Mortgage Broker Manipulations Outed By Subprime Bust
It was 2004, and the real estate market was on fire.
Down in the Southern California housing market, a hub for home loan lenders specializing in loans to people with weak, or subprime, credit, brokers were making a fortune pushing risky mortgages on home buyers.
Taher Afghani was working for discount retailer Target near San Francisco when friends told him about the riches to be made in California’s Mortgage Alley.
After tagging along with a buddy on a company trip to Los Cabos, Mexico, Afghani quit Target, headed south and began hustling home loans at Costa Mesa-based Secured Funding Corp.
“I had never seen so much money thrown around in one weekend,” Afghani, 27, says of the Cabo getaway. “It was crazy. All these kids, literally 18 to 26, were loaded - the best clothes, the cars, the girls, everything.”
Soon Afghani, who’d made $58,000 a year managing a Target distribution center, was pulling $120,000.
California mortgage brokers like Afghani, many based out of Orange County, just south of Los Angeles, lie at the heart of the once-profitable partnership between bad credit mortgage lenders and Wall Street investment banks that’s now unraveling into billions of dollars in losses.
After years of easy profits, a chain reaction of delinquency, default and foreclosure has ripped through the subprime mortgage industry, which originated $722 billion of loans last year.
Since the beginning of 2006, more than 50 U.S. home mortgage company sales have been forced, as many continue to close or declare bankruptcy, according to data compiled by Bloomberg.
Lenders such as New Century Financial, ACC Capital Holdings Inc., GMAC LLC’s Residential Capital and General Electric Co.’s WMC Mortgage Corp. division have slashed more than 5,000 jobs.
On May 22, Santa Monica-based Fremont General Corp., whose loans helped trigger the bad credit mortgage crisis, agreed to sell off its commercial real estate unit for $1.9 billion.
The upheaval in Orange County, home of Disneyland and birthplace of Richard Nixon, has sent shockwaves throughout the financial world.

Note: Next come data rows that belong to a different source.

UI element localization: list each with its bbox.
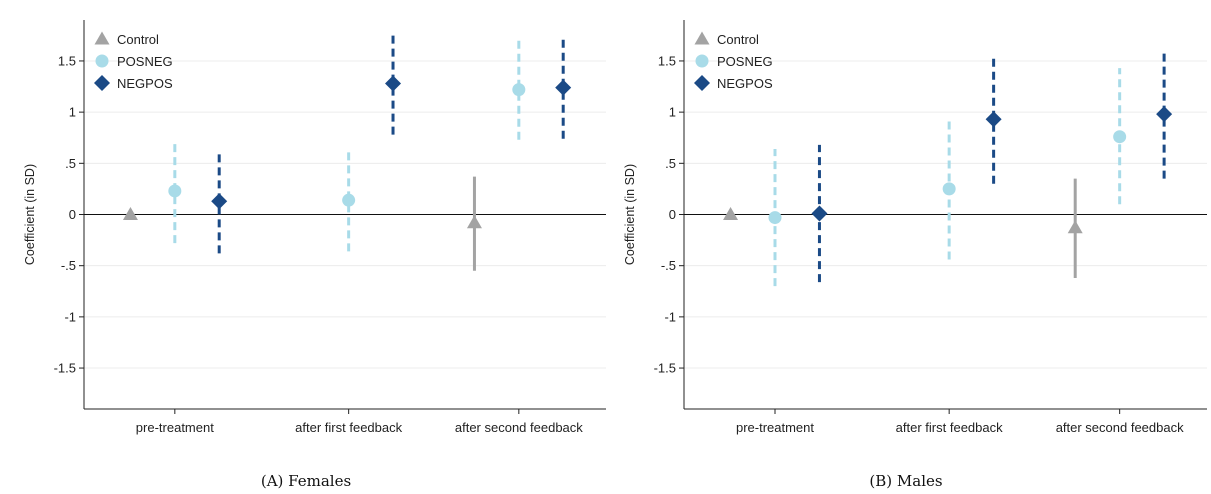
data-point: [555, 79, 572, 96]
data-point: [466, 215, 482, 229]
legend-label: Control: [117, 32, 159, 47]
x-tick-label: after second feedback: [1056, 420, 1184, 435]
legend-item-negpos: NEGPOS: [694, 75, 773, 91]
x-tick-label: after second feedback: [455, 420, 583, 435]
legend-label: NEGPOS: [717, 76, 773, 91]
data-point: [985, 111, 1002, 128]
y-tick-label: -1.5: [654, 361, 676, 376]
y-tick-label: 1.5: [58, 53, 76, 68]
y-tick-label: 1: [69, 105, 76, 120]
series-control: [723, 178, 1083, 278]
legend-label: Control: [717, 32, 759, 47]
x-tick-label: pre-treatment: [136, 420, 214, 435]
y-tick-label: 0: [69, 207, 76, 222]
y-tick-label: -.5: [61, 258, 76, 273]
y-axis-label: Coefficient (in SD): [23, 164, 37, 265]
legend-label: NEGPOS: [117, 76, 173, 91]
legend-item-posneg: POSNEG: [695, 54, 773, 69]
data-point: [942, 182, 956, 196]
y-tick-label: 0: [669, 207, 676, 222]
data-point: [1067, 220, 1083, 234]
y-axis-label: Coefficient (in SD): [623, 164, 637, 265]
y-tick-label: .5: [65, 156, 76, 171]
x-tick-label: after first feedback: [896, 420, 1003, 435]
data-point: [342, 193, 356, 207]
series-control: [122, 176, 482, 271]
series-negpos: [811, 49, 1173, 283]
legend-item-posneg: POSNEG: [95, 54, 173, 69]
series-posneg: [168, 38, 526, 252]
panel-caption: (B) Males: [869, 472, 942, 490]
legend-marker: [695, 54, 709, 68]
legend-marker: [94, 75, 110, 91]
data-point: [723, 207, 739, 220]
data-point: [1156, 106, 1173, 123]
legend-marker: [95, 54, 109, 68]
x-tick-label: pre-treatment: [736, 420, 814, 435]
legend-label: POSNEG: [117, 54, 173, 69]
legend-item-negpos: NEGPOS: [94, 75, 173, 91]
y-tick-label: 1.5: [658, 53, 676, 68]
y-tick-label: -.5: [661, 258, 676, 273]
data-point: [122, 207, 138, 220]
data-point: [768, 211, 782, 225]
y-tick-label: -1: [664, 309, 676, 324]
series-negpos: [211, 32, 572, 254]
x-tick-label: after first feedback: [295, 420, 402, 435]
data-point: [211, 193, 228, 210]
y-tick-label: 1: [669, 105, 676, 120]
legend-label: POSNEG: [717, 54, 773, 69]
series-posneg: [768, 68, 1127, 287]
data-point: [385, 75, 402, 92]
data-point: [512, 83, 526, 97]
legend-marker: [694, 75, 710, 91]
legend: Control POSNEG NEGPOS: [94, 31, 173, 91]
y-tick-label: -1.5: [54, 361, 76, 376]
legend-marker: [94, 31, 110, 45]
data-point: [811, 205, 828, 222]
legend: Control POSNEG NEGPOS: [694, 31, 773, 91]
data-point: [1113, 130, 1127, 144]
legend-marker: [694, 31, 710, 45]
panel-caption: (A) Females: [261, 472, 351, 490]
legend-item-control: Control: [94, 31, 159, 47]
data-point: [168, 184, 182, 198]
legend-item-control: Control: [694, 31, 759, 47]
y-tick-label: .5: [665, 156, 676, 171]
y-tick-label: -1: [64, 309, 76, 324]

The mortgage broker is merely the first link in a chain stretching from mortgage companies, which originate loans; to the wholesale lenders, which bundle them together; to Wall Street banks, which package bundles into securities; and finally to commercial banks, hedge funds, pension funds, and other groups which buy these investments.
And the pain has only just begun.
As home prices sink and home mortgage defaults continue to climb, the same bond investors who financed the U.S. housing boom stand to lose as much as $75 billion on securities backed by bad credit mortgages.
At GM, profit plunged 90 percent during the first three months of 2007 because of mortgage losses at its 49 percent-owned GMAC finance company.
Subprime originations fell 10.3 percent to $722 billion in 2006 from a record $805 billion in 2005, according to JPMorgan Chase & Co. Credit Suisse predicts a 40-60 percent slide this year.
The party is over in Orange County.
The subprime industry - and investors’ losses - would never have gotten so big were it not for a small army of independent mortgage brokers and hustling salesmen like Afghani, who was fired in October.
Afghani and other bad credit home loan company veterans say their job was to reel in borrowers, period. Never mind whether customers needed loans or could manage payments.